By SANDEEP SAHU
Bhubaneswar, Oct 7 :
The gloves are off. Unshackled by the expulsion order handed out to him by the AICC last Tuesday, media baron and politician Soumya Ranjan Patnaik has given plenty of indications in the time since then that he is not going to take it lying down.
Even before the public stand-off between his supporters and those of PCC president Jaydev Jena at the Congress Bhavan in Bhubaneswar, Patnaik had made it amply clear that he is not about to fall at the feet of the party leadership and seek forgiveness.
The day after the expulsion order, he did something that is considered blasphemy in the hallowed Congress culture: mock Rahul Gandhi, no less.
In a scarcely veiled dig at the Gandhi scion, the former Bhubaneswar MP described his expulsion as ‘nonsense’ and ‘something that deserves to be thrown away’ in an interview to a local channel. Nobody missed the allusion. That he prefaced this indignant outcry with a disclaimer about how it was not in his grains to use ‘intemperate language’ did not take away anything from the vehemence of his attack.
The choice of words was obviously decided upon after careful deliberations, coming as they did a full 24 hours after he was expelled from the party for six years.
In choosing to hit out at the Congress vice president himself and not the PCC leadership, the former Bhubaneswar MP left no one in doubt about who he thinks took the decision to summarily sack him from the party. The tone and tenor of his statement suggested that his barbs are going to be more stinging in the days to come.
Notwithstanding his assertion in the same interview that “I am very much a part of the Congress, the original Congress”, the enfant terrible of state politics has openly revolted against the party he has been associated with for nearly a quarter of a century. The events at Congress Bhavan over the last two days and the spate of protest demonstrations and resignations all over the state provide ample proof of that.
This show of defiance appears to have unnerved Jaydev Jena, who just the other day was bragging that it was he who sent the recommendation for Soumya Ranjan’s expulsion to the high command. He had clearly not bargained for the fall-out when he was plotting the expulsion. His problems have been compounded manifold by the fact that he has not been able to convince senior leaders of the party about either the need or the desirability of expelling Soumya Ranjan.

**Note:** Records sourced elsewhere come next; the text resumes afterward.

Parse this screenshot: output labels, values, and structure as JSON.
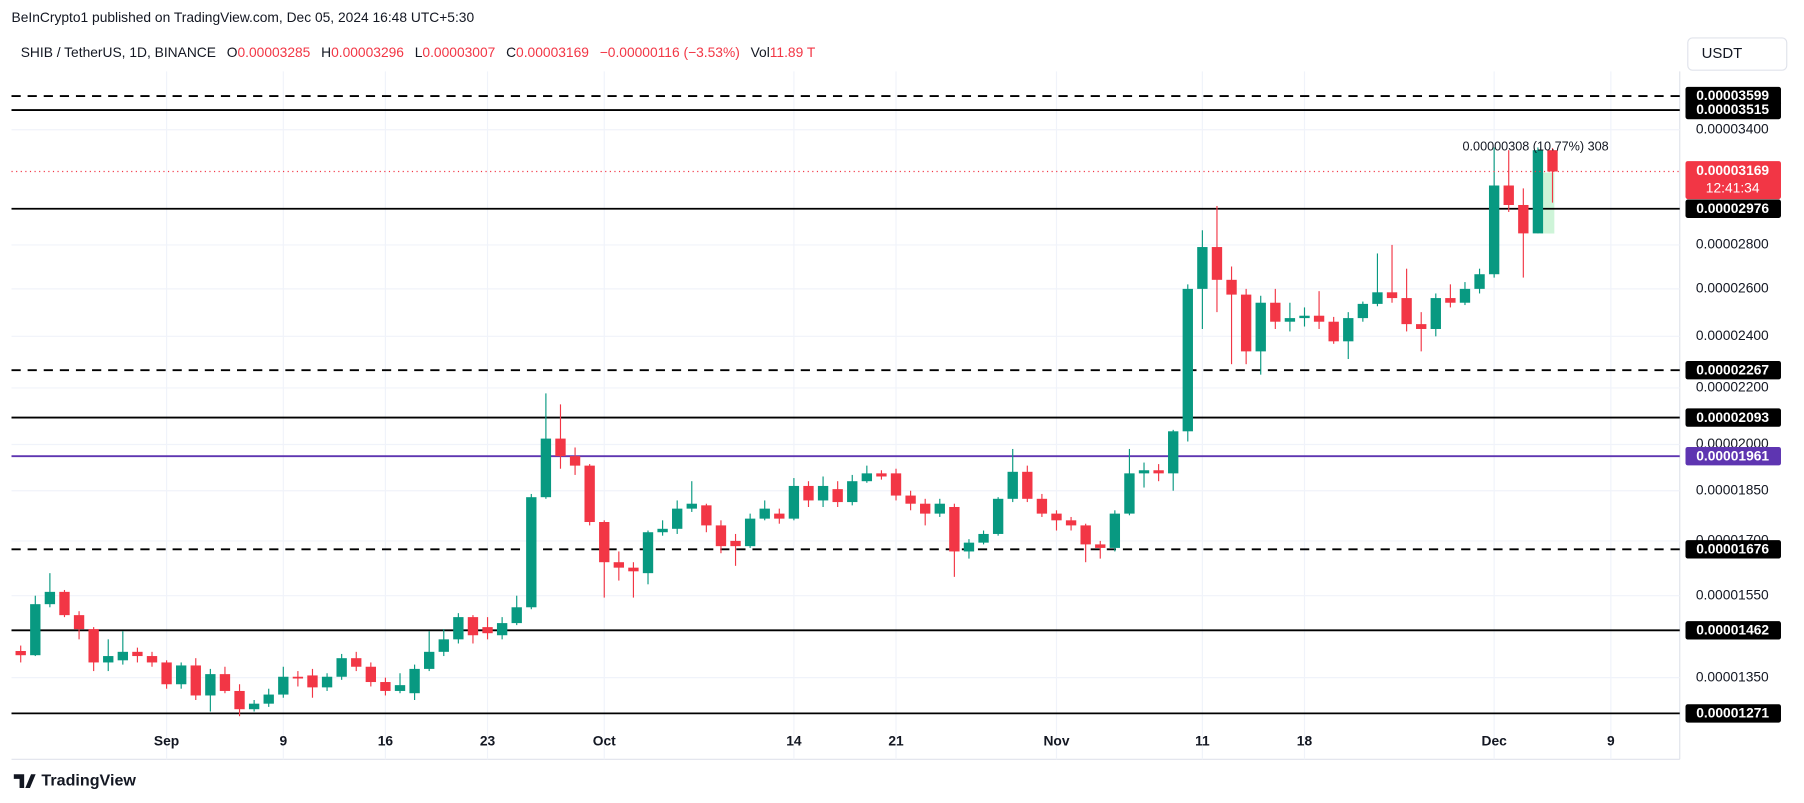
{
  "header": {
    "publisher": "BeInCrypto1 published on TradingView.com, Dec 05, 2024 16:48 UTC+5:30"
  },
  "chart_data": {
    "type": "candlestick",
    "symbol": "SHIB / TetherUS, 1D, BINANCE",
    "ohlc_labels": [
      "O",
      "H",
      "L",
      "C"
    ],
    "change": "−0.00000116 (−3.53%)",
    "volume_label": "Vol",
    "volume": "11.89 T",
    "currency": "USDT",
    "countdown": "12:41:34",
    "annotation": "0.00000308 (10.77%) 308",
    "categories": [
      null,
      null,
      null,
      null,
      null,
      null,
      null,
      null,
      null,
      null,
      "Sep",
      null,
      null,
      null,
      null,
      null,
      null,
      null,
      "9",
      null,
      null,
      null,
      null,
      null,
      null,
      "16",
      null,
      null,
      null,
      null,
      null,
      null,
      "23",
      null,
      null,
      null,
      null,
      null,
      null,
      null,
      "Oct",
      null,
      null,
      null,
      null,
      null,
      null,
      null,
      null,
      null,
      null,
      null,
      null,
      "14",
      null,
      null,
      null,
      null,
      null,
      null,
      "21",
      null,
      null,
      null,
      null,
      null,
      null,
      null,
      null,
      null,
      null,
      "Nov",
      null,
      null,
      null,
      null,
      null,
      null,
      null,
      null,
      null,
      "11",
      null,
      null,
      null,
      null,
      null,
      null,
      "18",
      null,
      null,
      null,
      null,
      null,
      null,
      null,
      null,
      null,
      null,
      null,
      null,
      "Dec",
      null,
      null,
      null,
      null,
      null,
      null,
      null,
      "9"
    ],
    "open": [
      1.412e-05,
      1.402e-05,
      1.528e-05,
      1.56e-05,
      1.5e-05,
      1.465e-05,
      1.385e-05,
      1.39e-05,
      1.41e-05,
      1.4e-05,
      1.385e-05,
      1.335e-05,
      1.378e-05,
      1.31e-05,
      1.358e-05,
      1.32e-05,
      1.28e-05,
      1.292e-05,
      1.312e-05,
      1.352e-05,
      1.355e-05,
      1.328e-05,
      1.352e-05,
      1.395e-05,
      1.375e-05,
      1.34e-05,
      1.32e-05,
      1.315e-05,
      1.37e-05,
      1.41e-05,
      1.44e-05,
      1.495e-05,
      1.47e-05,
      1.45e-05,
      1.48e-05,
      1.52e-05,
      1.83e-05,
      2.02e-05,
      1.961e-05,
      1.93e-05,
      1.755e-05,
      1.64e-05,
      1.625e-05,
      1.61e-05,
      1.725e-05,
      1.735e-05,
      1.795e-05,
      1.805e-05,
      1.745e-05,
      1.7e-05,
      1.685e-05,
      1.765e-05,
      1.78e-05,
      1.765e-05,
      1.865e-05,
      1.82e-05,
      1.855e-05,
      1.815e-05,
      1.88e-05,
      1.905e-05,
      1.905e-05,
      1.835e-05,
      1.81e-05,
      1.78e-05,
      1.8e-05,
      1.67e-05,
      1.695e-05,
      1.72e-05,
      1.825e-05,
      1.91e-05,
      1.825e-05,
      1.78e-05,
      1.76e-05,
      1.745e-05,
      1.69e-05,
      1.68e-05,
      1.78e-05,
      1.905e-05,
      1.915e-05,
      1.905e-05,
      2.045e-05,
      2.6e-05,
      2.79e-05,
      2.64e-05,
      2.575e-05,
      2.34e-05,
      2.54e-05,
      2.46e-05,
      2.475e-05,
      2.485e-05,
      2.46e-05,
      2.38e-05,
      2.475e-05,
      2.535e-05,
      2.585e-05,
      2.56e-05,
      2.45e-05,
      2.43e-05,
      2.56e-05,
      2.54e-05,
      2.6e-05,
      2.665e-05,
      3.095e-05,
      2.995e-05,
      2.855e-05,
      3.285e-05,
      null,
      null,
      null,
      null
    ],
    "high": [
      1.425e-05,
      1.55e-05,
      1.61e-05,
      1.565e-05,
      1.51e-05,
      1.47e-05,
      1.44e-05,
      1.46e-05,
      1.42e-05,
      1.41e-05,
      1.39e-05,
      1.385e-05,
      1.395e-05,
      1.37e-05,
      1.375e-05,
      1.335e-05,
      1.3e-05,
      1.325e-05,
      1.375e-05,
      1.365e-05,
      1.37e-05,
      1.36e-05,
      1.405e-05,
      1.41e-05,
      1.385e-05,
      1.35e-05,
      1.36e-05,
      1.38e-05,
      1.46e-05,
      1.465e-05,
      1.505e-05,
      1.5e-05,
      1.495e-05,
      1.495e-05,
      1.55e-05,
      1.84e-05,
      2.18e-05,
      2.14e-05,
      1.99e-05,
      1.935e-05,
      1.76e-05,
      1.67e-05,
      1.64e-05,
      1.73e-05,
      1.76e-05,
      1.82e-05,
      1.88e-05,
      1.81e-05,
      1.76e-05,
      1.72e-05,
      1.78e-05,
      1.82e-05,
      1.795e-05,
      1.89e-05,
      1.88e-05,
      1.895e-05,
      1.88e-05,
      1.9e-05,
      1.93e-05,
      1.915e-05,
      1.92e-05,
      1.85e-05,
      1.825e-05,
      1.825e-05,
      1.81e-05,
      1.705e-05,
      1.73e-05,
      1.83e-05,
      1.985e-05,
      1.93e-05,
      1.84e-05,
      1.79e-05,
      1.77e-05,
      1.75e-05,
      1.7e-05,
      1.79e-05,
      1.985e-05,
      1.94e-05,
      1.935e-05,
      2.05e-05,
      2.62e-05,
      2.87e-05,
      2.99e-05,
      2.7e-05,
      2.6e-05,
      2.57e-05,
      2.6e-05,
      2.54e-05,
      2.52e-05,
      2.59e-05,
      2.48e-05,
      2.5e-05,
      2.545e-05,
      2.76e-05,
      2.8e-05,
      2.69e-05,
      2.5e-05,
      2.58e-05,
      2.62e-05,
      2.63e-05,
      2.69e-05,
      3.3e-05,
      3.285e-05,
      3.08e-05,
      3.3e-05,
      3.296e-05,
      null,
      null,
      null,
      null
    ],
    "low": [
      1.385e-05,
      1.4e-05,
      1.52e-05,
      1.495e-05,
      1.44e-05,
      1.365e-05,
      1.365e-05,
      1.38e-05,
      1.385e-05,
      1.375e-05,
      1.325e-05,
      1.325e-05,
      1.3e-05,
      1.275e-05,
      1.315e-05,
      1.265e-05,
      1.275e-05,
      1.285e-05,
      1.305e-05,
      1.33e-05,
      1.305e-05,
      1.32e-05,
      1.345e-05,
      1.365e-05,
      1.33e-05,
      1.31e-05,
      1.315e-05,
      1.3e-05,
      1.365e-05,
      1.4e-05,
      1.43e-05,
      1.43e-05,
      1.44e-05,
      1.44e-05,
      1.475e-05,
      1.515e-05,
      1.825e-05,
      1.92e-05,
      1.9e-05,
      1.745e-05,
      1.545e-05,
      1.59e-05,
      1.545e-05,
      1.58e-05,
      1.715e-05,
      1.72e-05,
      1.785e-05,
      1.725e-05,
      1.665e-05,
      1.63e-05,
      1.68e-05,
      1.76e-05,
      1.75e-05,
      1.76e-05,
      1.8e-05,
      1.8e-05,
      1.8e-05,
      1.805e-05,
      1.875e-05,
      1.885e-05,
      1.82e-05,
      1.79e-05,
      1.745e-05,
      1.77e-05,
      1.6e-05,
      1.65e-05,
      1.69e-05,
      1.715e-05,
      1.815e-05,
      1.815e-05,
      1.77e-05,
      1.73e-05,
      1.73e-05,
      1.64e-05,
      1.65e-05,
      1.67e-05,
      1.775e-05,
      1.86e-05,
      1.88e-05,
      1.85e-05,
      2.01e-05,
      2.43e-05,
      2.5e-05,
      2.29e-05,
      2.29e-05,
      2.25e-05,
      2.43e-05,
      2.42e-05,
      2.44e-05,
      2.43e-05,
      2.37e-05,
      2.31e-05,
      2.46e-05,
      2.525e-05,
      2.54e-05,
      2.42e-05,
      2.34e-05,
      2.4e-05,
      2.52e-05,
      2.53e-05,
      2.58e-05,
      2.65e-05,
      2.96e-05,
      2.65e-05,
      2.855e-05,
      3.007e-05,
      null,
      null,
      null,
      null
    ],
    "close": [
      1.402e-05,
      1.528e-05,
      1.56e-05,
      1.5e-05,
      1.465e-05,
      1.385e-05,
      1.4e-05,
      1.41e-05,
      1.4e-05,
      1.385e-05,
      1.335e-05,
      1.378e-05,
      1.31e-05,
      1.358e-05,
      1.32e-05,
      1.28e-05,
      1.292e-05,
      1.312e-05,
      1.352e-05,
      1.348e-05,
      1.328e-05,
      1.352e-05,
      1.395e-05,
      1.375e-05,
      1.34e-05,
      1.32e-05,
      1.333e-05,
      1.37e-05,
      1.41e-05,
      1.44e-05,
      1.495e-05,
      1.45e-05,
      1.455e-05,
      1.48e-05,
      1.52e-05,
      1.83e-05,
      2.02e-05,
      1.961e-05,
      1.93e-05,
      1.755e-05,
      1.64e-05,
      1.625e-05,
      1.615e-05,
      1.725e-05,
      1.735e-05,
      1.795e-05,
      1.81e-05,
      1.745e-05,
      1.685e-05,
      1.685e-05,
      1.765e-05,
      1.795e-05,
      1.765e-05,
      1.865e-05,
      1.82e-05,
      1.865e-05,
      1.815e-05,
      1.88e-05,
      1.905e-05,
      1.895e-05,
      1.835e-05,
      1.81e-05,
      1.78e-05,
      1.81e-05,
      1.67e-05,
      1.695e-05,
      1.72e-05,
      1.825e-05,
      1.91e-05,
      1.825e-05,
      1.78e-05,
      1.76e-05,
      1.745e-05,
      1.69e-05,
      1.68e-05,
      1.78e-05,
      1.905e-05,
      1.915e-05,
      1.905e-05,
      2.045e-05,
      2.6e-05,
      2.79e-05,
      2.64e-05,
      2.575e-05,
      2.34e-05,
      2.54e-05,
      2.46e-05,
      2.475e-05,
      2.485e-05,
      2.46e-05,
      2.38e-05,
      2.475e-05,
      2.535e-05,
      2.585e-05,
      2.56e-05,
      2.45e-05,
      2.43e-05,
      2.56e-05,
      2.54e-05,
      2.6e-05,
      2.665e-05,
      3.095e-05,
      2.995e-05,
      2.855e-05,
      3.285e-05,
      3.169e-05,
      null,
      null,
      null,
      null
    ],
    "up_color": "#089981",
    "down_color": "#f23645",
    "log_scale": true,
    "grid": true,
    "ylim": [
      1.259e-05,
      3.752e-05
    ],
    "yticks": [
      {
        "value": 3.4e-05,
        "label": "0.00003400"
      },
      {
        "value": 2.8e-05,
        "label": "0.00002800"
      },
      {
        "value": 2.6e-05,
        "label": "0.00002600"
      },
      {
        "value": 2.4e-05,
        "label": "0.00002400"
      },
      {
        "value": 2.2e-05,
        "label": "0.00002200"
      },
      {
        "value": 2e-05,
        "label": "0.00002000"
      },
      {
        "value": 1.85e-05,
        "label": "0.00001850"
      },
      {
        "value": 1.7e-05,
        "label": "0.00001700"
      },
      {
        "value": 1.55e-05,
        "label": "0.00001550"
      },
      {
        "value": 1.35e-05,
        "label": "0.00001350"
      }
    ],
    "levels": [
      {
        "value": 3.599e-05,
        "style": "dashed",
        "color": "#000000"
      },
      {
        "value": 3.515e-05,
        "style": "solid",
        "color": "#000000"
      },
      {
        "value": 2.976e-05,
        "style": "solid",
        "color": "#000000"
      },
      {
        "value": 2.267e-05,
        "style": "dashed",
        "color": "#000000"
      },
      {
        "value": 2.093e-05,
        "style": "solid",
        "color": "#000000"
      },
      {
        "value": 1.961e-05,
        "style": "solid",
        "color": "#5e35b1"
      },
      {
        "value": 1.676e-05,
        "style": "dashed",
        "color": "#000000"
      },
      {
        "value": 1.462e-05,
        "style": "solid",
        "color": "#000000"
      },
      {
        "value": 1.271e-05,
        "style": "solid",
        "color": "#000000"
      }
    ]
  },
  "footer": {
    "brand": "TradingView"
  }
}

For that matter, neither the PCC nor the AICC has been able to convince the people at large – and not just Congress supporters – about the wisdom of the decision. The official version – running a parallel body in the party by organising the Sankalp Yatra – does not explain why Congressmen have been let off with nothing more than a gentle rap on the knuckle for doing much worse – as was eloquently pointed out by senior leader and former Speaker Sarat Kar.
Though no Congress spokesperson would ever say it openly, the motivation for the expulsion of Soumya Ranjan appears to be the same that had led to the removal of Niranjan Patnaik as PCC chief a few months earlier. The high command has apparently been persuaded to believe that the Congress does not stand a ghost of a chance of coming back to power in the state till the members of what is known as the ‘JB Patnaik clan’ continue to wield power and influence in the state Congress.
It was one more episode in a long list when Soumya Ranjan had to pay a price for happening to be the son-in-law of the former Chief Minister. Far from providing his son-in-law the elevator that many believe he has, JB Patnaik has actually been a hurdle, a stumbling block – and an albatross round his neck, if you please – every step of the way in Soumya Ranjan’s rise up the political sweepstakes. Had that not been the case, the sheer number of years he has spent in the party and public life at large and the mind-boggling range of his philanthropic, social and cultural activities (not to speak of his stature as the editor-owner of the leading Odia daily ‘Sambad’) would have ensured a far more exalted position for him in the party hierarchy than he has ever come to occupy.
In its anxiety to divest the Odisha Congress of the last vestiges of JB Patnaik, the party Central leadership may have done some lasting damage to its cause in the state. With elections due in the next six months, it cannot bury its head in the sand and pretend that Soumya Ranjan’s expulsion would have no impact on the party’s performance.
The decisions of the all-powerful high command in matters related to the state unit in the last few years have been so utterly devoid of logic and rationale that one can hardly be blamed for believing conspiracy theorists who hint at a secret deal between it and BJD boss Naveen Patnaik to ensure that the latter continues to rule the state and – if the occasion comes – help the Congress return to power at the Centre in 2014.